Recent works on instruction tuning (IT) have achieved great performance with zero-shot generalizability to unseen tasks. With additional context (e.g., task definition, examples) provided to models for fine-tuning, they achieved much higher performance than untuned models. Despite impressive performance gains, what models learn from IT remains understudied. In this work, we analyze how models utilize instructions during IT by comparing model training with altered vs. original instructions. Specifically, we create simplified task definitions by removing all semantic components and only leaving the output space information, and delusive examples that contain incorrect input-output mapping. Our experiments show that models trained on simplified task definition or delusive examples can achieve comparable performance to the ones trained on the original instructions and examples. Furthermore, we introduce a random baseline to perform zeroshot classification tasks, and find it achieves similar performance (42.6% exact-match) as IT does (43% exact-match) in low resource setting, while both methods outperform naive T5 significantly (30% per exact-match).

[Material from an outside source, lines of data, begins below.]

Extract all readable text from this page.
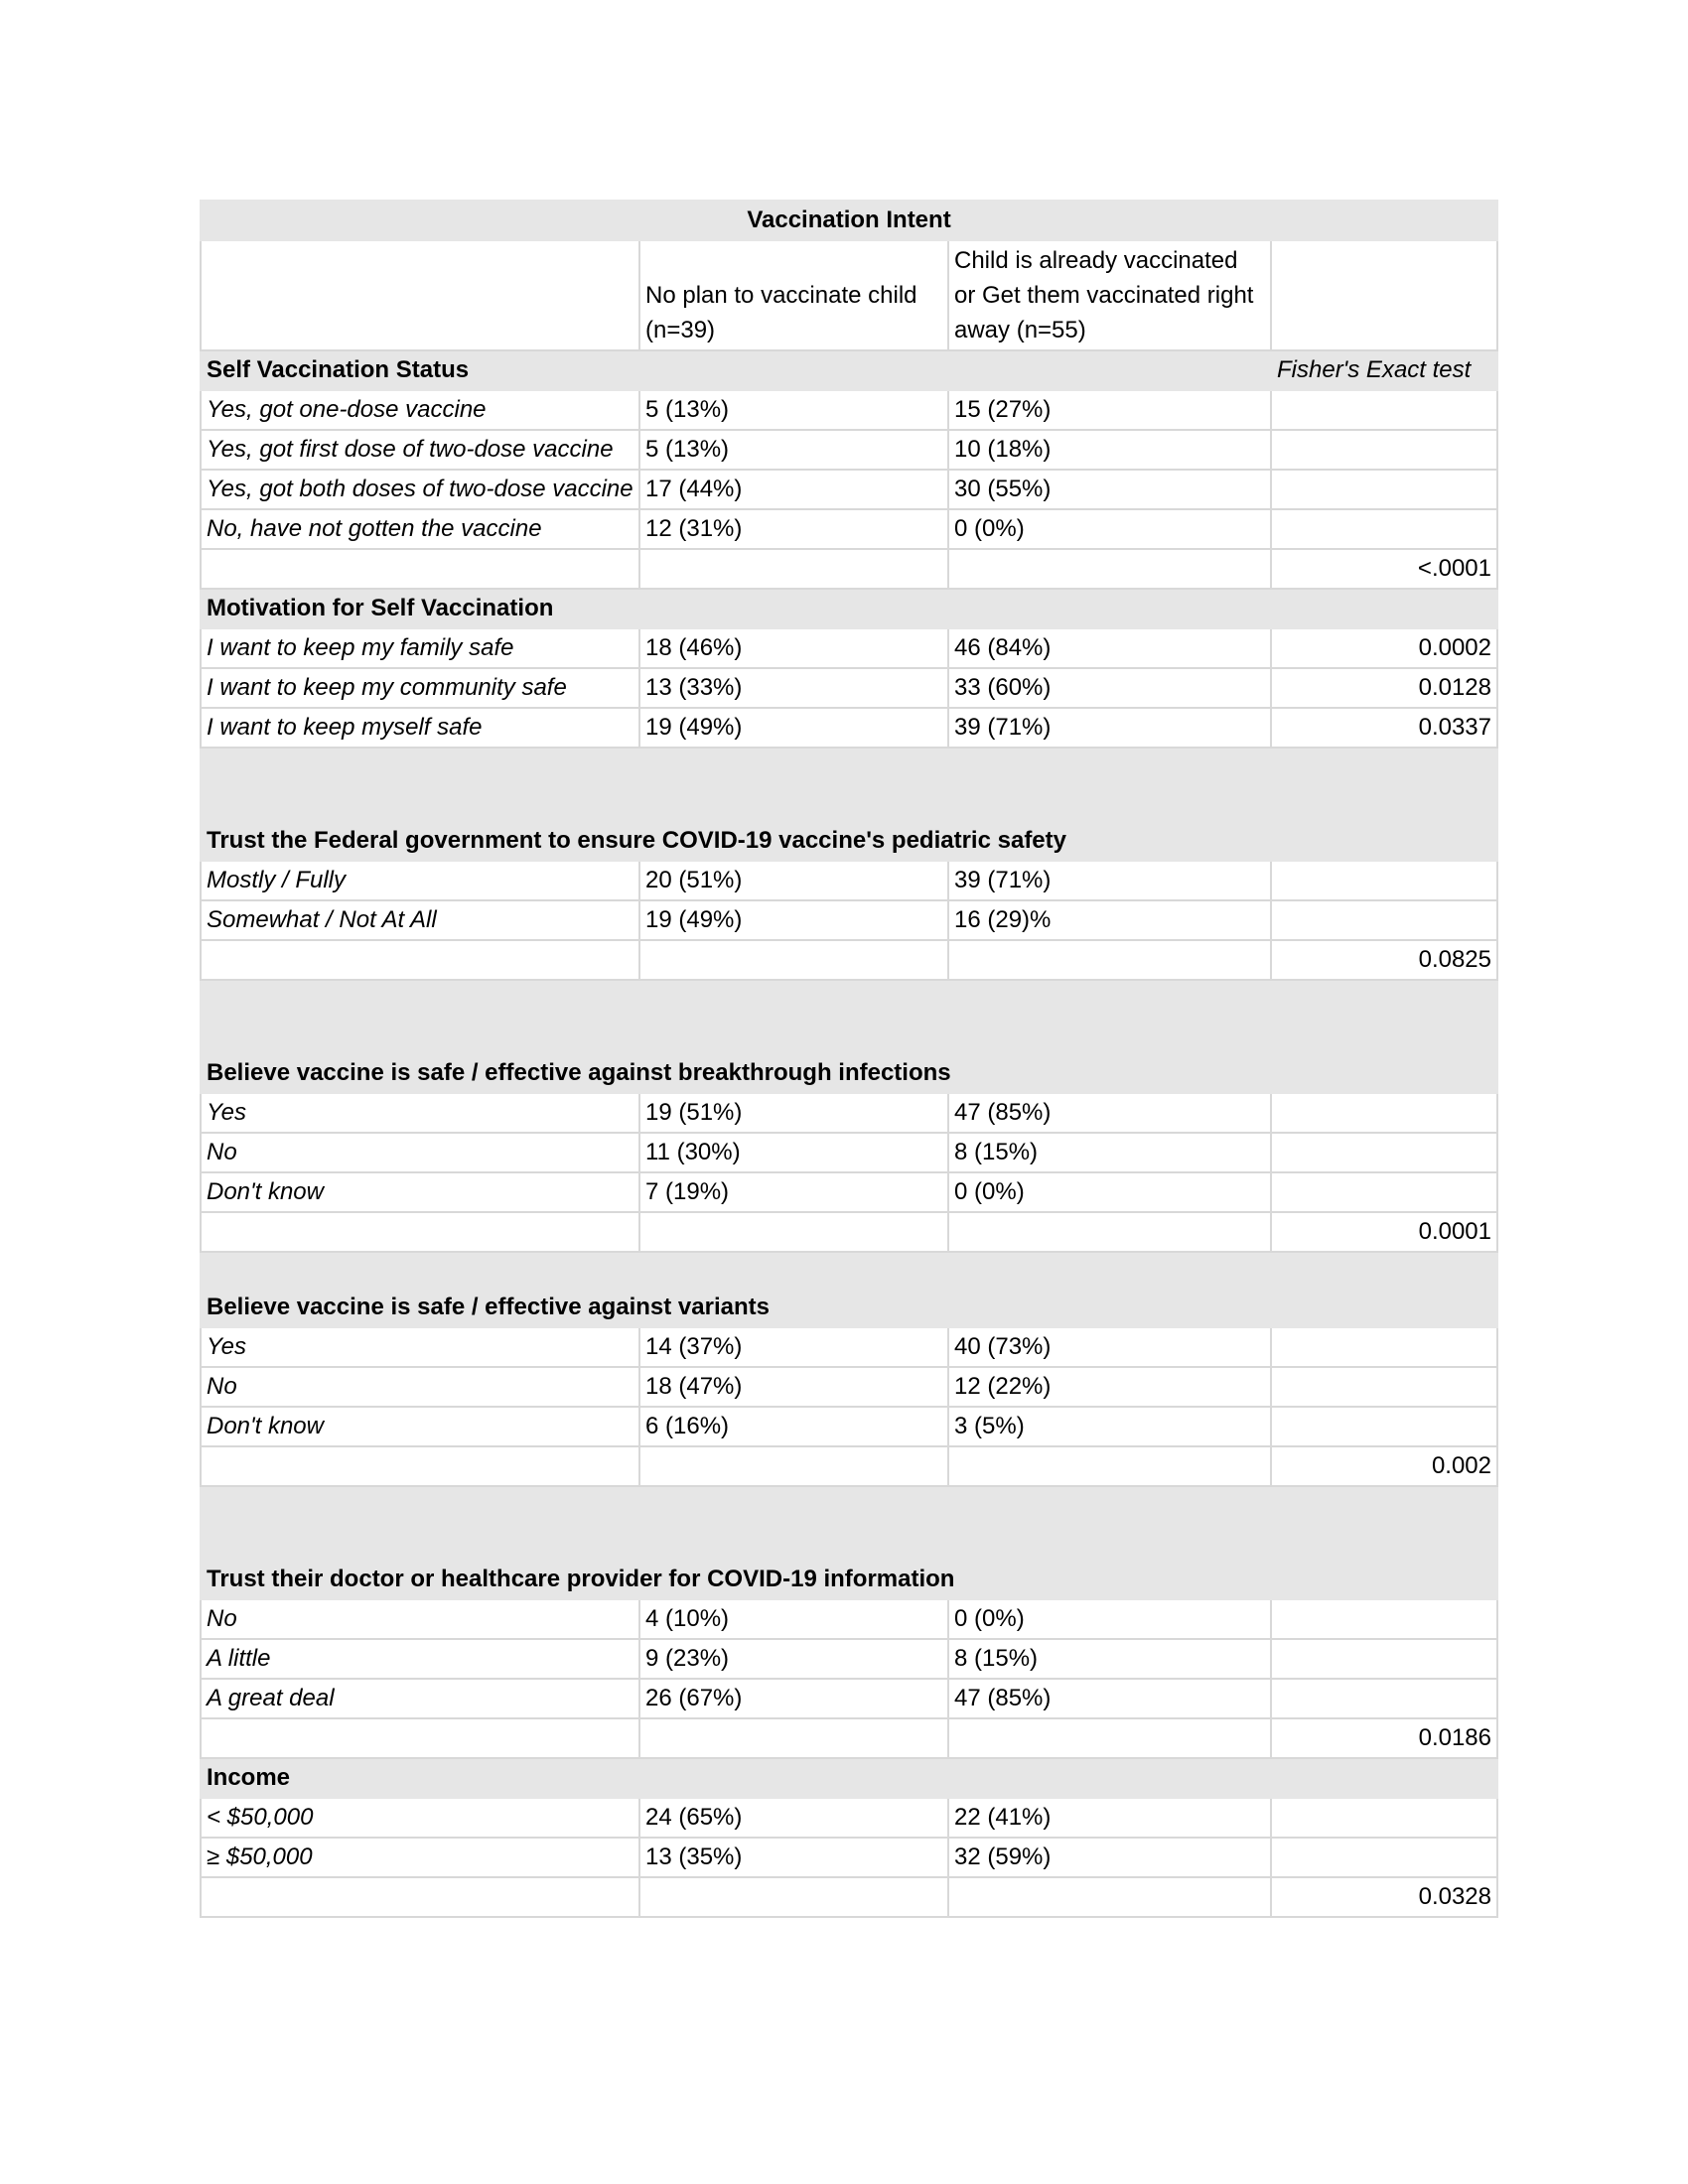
Vaccination Intent			
	No plan to vaccinate child (n=39)	Child is already vaccinated or Get them vaccinated right away (n=55)	
Self Vaccination Status			Fisher's Exact test
Yes, got one-dose vaccine	5 (13%)	15 (27%)	
Yes, got first dose of two-dose vaccine	5 (13%)	10 (18%)	
Yes, got both doses of two-dose vaccine	17 (44%)	30 (55%)	
No, have not gotten the vaccine	12 (31%)	0 (0%)	
			<.0001
Motivation for Self Vaccination			
I want to keep my family safe	18 (46%)	46 (84%)	0.0002
I want to keep my community safe	13 (33%)	33 (60%)	0.0128
I want to keep myself safe	19 (49%)	39 (71%)	0.0337
Trust the Federal government to ensure COVID-19 vaccine's pediatric safety			
Mostly / Fully	20 (51%)	39 (71%)	
Somewhat / Not At All	19 (49%)	16 (29)%	
			0.0825
Believe vaccine is safe / effective against breakthrough infections			
Yes	19 (51%)	47 (85%)	
No	11 (30%)	8 (15%)	
Don't know	7 (19%)	0 (0%)	
			0.0001
Believe vaccine is safe / effective against variants			
Yes	14 (37%)	40 (73%)	
No	18 (47%)	12 (22%)	
Don't know	6 (16%)	3 (5%)	
			0.002
Trust their doctor or healthcare provider for COVID-19 information			
No	4 (10%)	0 (0%)	
A little	9 (23%)	8 (15%)	
A great deal	26 (67%)	47 (85%)	
			0.0186
Income			
< $50,000	24 (65%)	22 (41%)	
≥ $50,000	13 (35%)	32 (59%)	
			0.0328
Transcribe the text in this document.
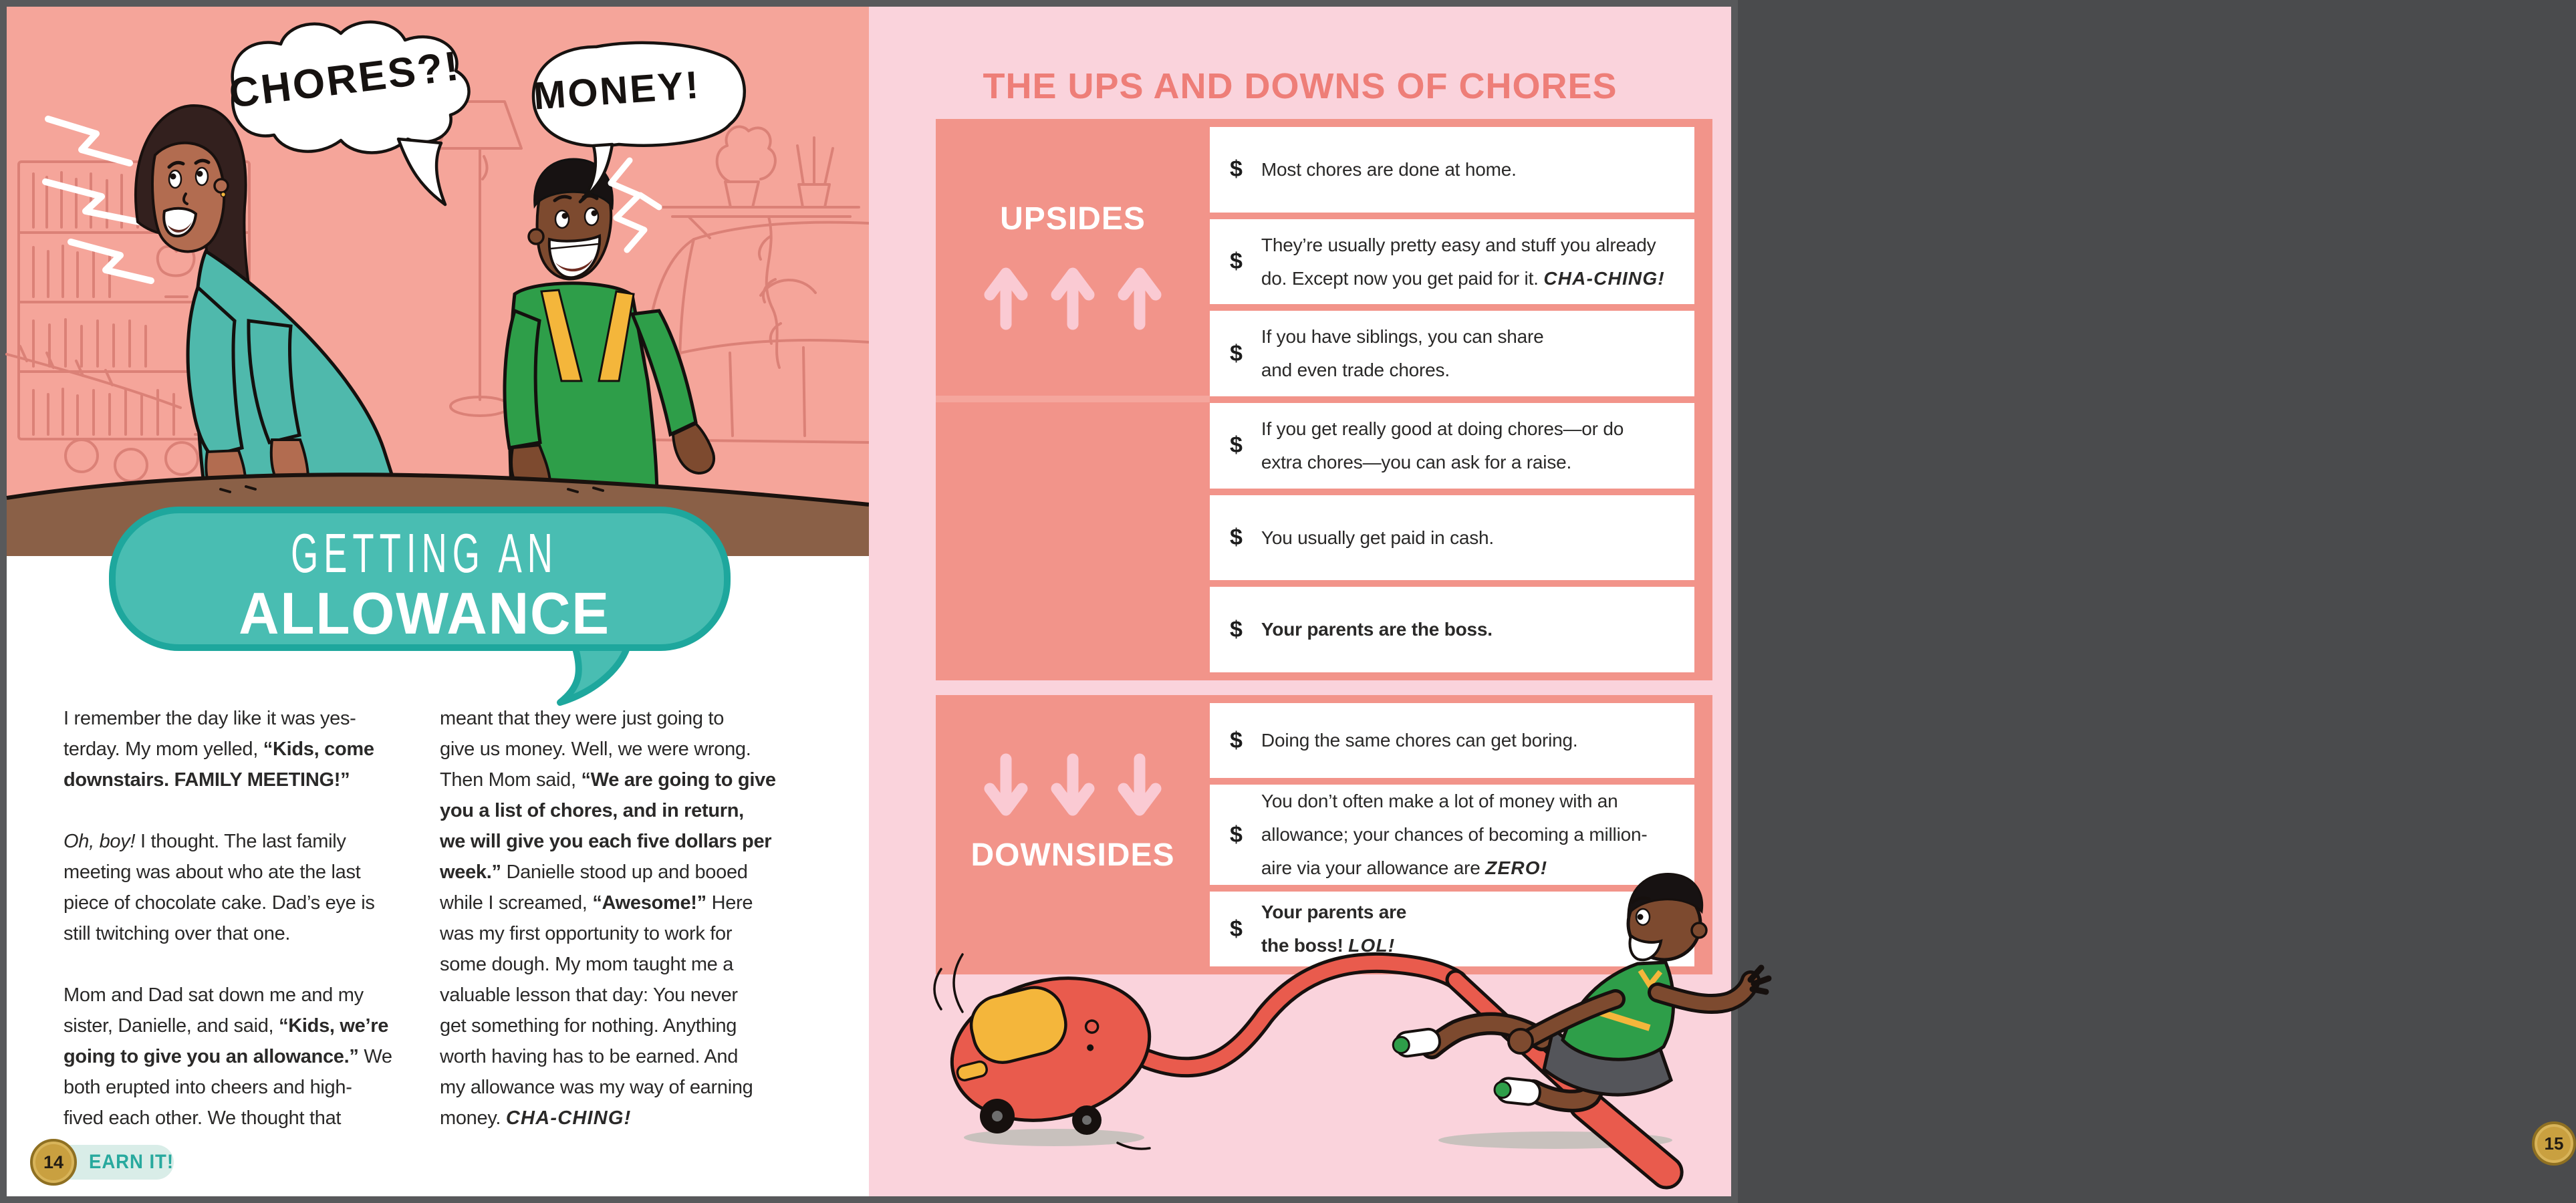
CHORES?! MONEY!
GETTING AN
ALLOWANCE
I remember the day like it was yes-
terday. My mom yelled, “Kids, come
downstairs. FAMILY MEETING!”
Oh, boy! I thought. The last family
meeting was about who ate the last
piece of chocolate cake. Dad’s eye is
still twitching over that one.
Mom and Dad sat down me and my
sister, Danielle, and said, “Kids, we’re
going to give you an allowance.” We
both erupted into cheers and high-
fived each other. We thought that
meant that they were just going to
give us money. Well, we were wrong.
Then Mom said, “We are going to give
you a list of chores, and in return,
we will give you each five dollars per
week.” Danielle stood up and booed
while I screamed, “Awesome!” Here
was my first opportunity to work for
some dough. My mom taught me a
valuable lesson that day: You never
get something for nothing. Anything
worth having has to be earned. And
my allowance was my way of earning
money. CHA-CHING!
EARN IT!
14
THE UPS AND DOWNS OF CHORES
UPSIDES
$ Most chores are done at home.
$
They’re usually pretty easy and stuff you already
do. Except now you get paid for it. CHA-CHING!
$
If you have siblings, you can share
and even trade chores.
$
If you get really good at doing chores—or do
extra chores—you can ask for a raise.
$ You usually get paid in cash.
$ Your parents are the boss.
DOWNSIDES
$ Doing the same chores can get boring.
$
You don’t often make a lot of money with an
allowance; your chances of becoming a million-
aire via your allowance are ZERO!
$
Your parents are
the boss! LOL!
15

Our analysis provides evidence that the impressive performance gain of current IT models can come from picking up superficial patterns, such as learning the output format and guessing. Our study highlights the urgent need for more reliable IT methods and evaluation.
Paper Structure (29 sections, 4 figures, 6 tables)

This paper contains 29 sections, 4 figures, 6 tables.

Figures (4)

  • Figure 1: The left sub-figure demonstrates a two-stage pipeline where the model first trains on a set of tasks and then evaluates other unseen tasks. The model inputs task definition, examples, and instance input together to make a prediction. The two right sub-figures show how we create Simplified task definition and Delusive task example for ablation studies. We also demonstrate the results at the bottom with T5 w/o IT(Untuned models) results. It is shown that models can still achieve significant performance gain compared to T5 w/o IT while training on Simplified task definition and Delusive examples.
  • Figure 2: Controlled experiments for task definition. Original, Simplified, and Empty represent what type of task-definition the model is trained and tested with. T5 w/o IT(12.5) shows the score(12.5) of the baseline T5-large model. The top two subfigures show the main results evaluating classification tasks using Exact-Match (accuracy) and Generative tasks using Rouge-L. The bottom two sub-figures are supplementary results evaluating rouge-L for All tasks and classification tasks.
  • Figure 3: Controlled experiments for task examples. The left sub-figure shows the main results, where Original task examples are used for testing (in-context learning). Original, Delusive, and Empty represent what type of task examples are used for training and the T5 w/o IT is the baseline T5-large model. The right sub-figure shows supplementary results using Delusive examples for testing. The faint dashed lines are copied from the left sub-figure for comparison purposes.
  • Figure 4: Results for the Random Guessing baseline which randomly guesses an answer from the output space (labels). The left figure shows the format correctness, which calculates the accuracy of model predictions lied in the label space for classification (CLS) tasks. The right figure shows the average exact-match score of CLS tasks.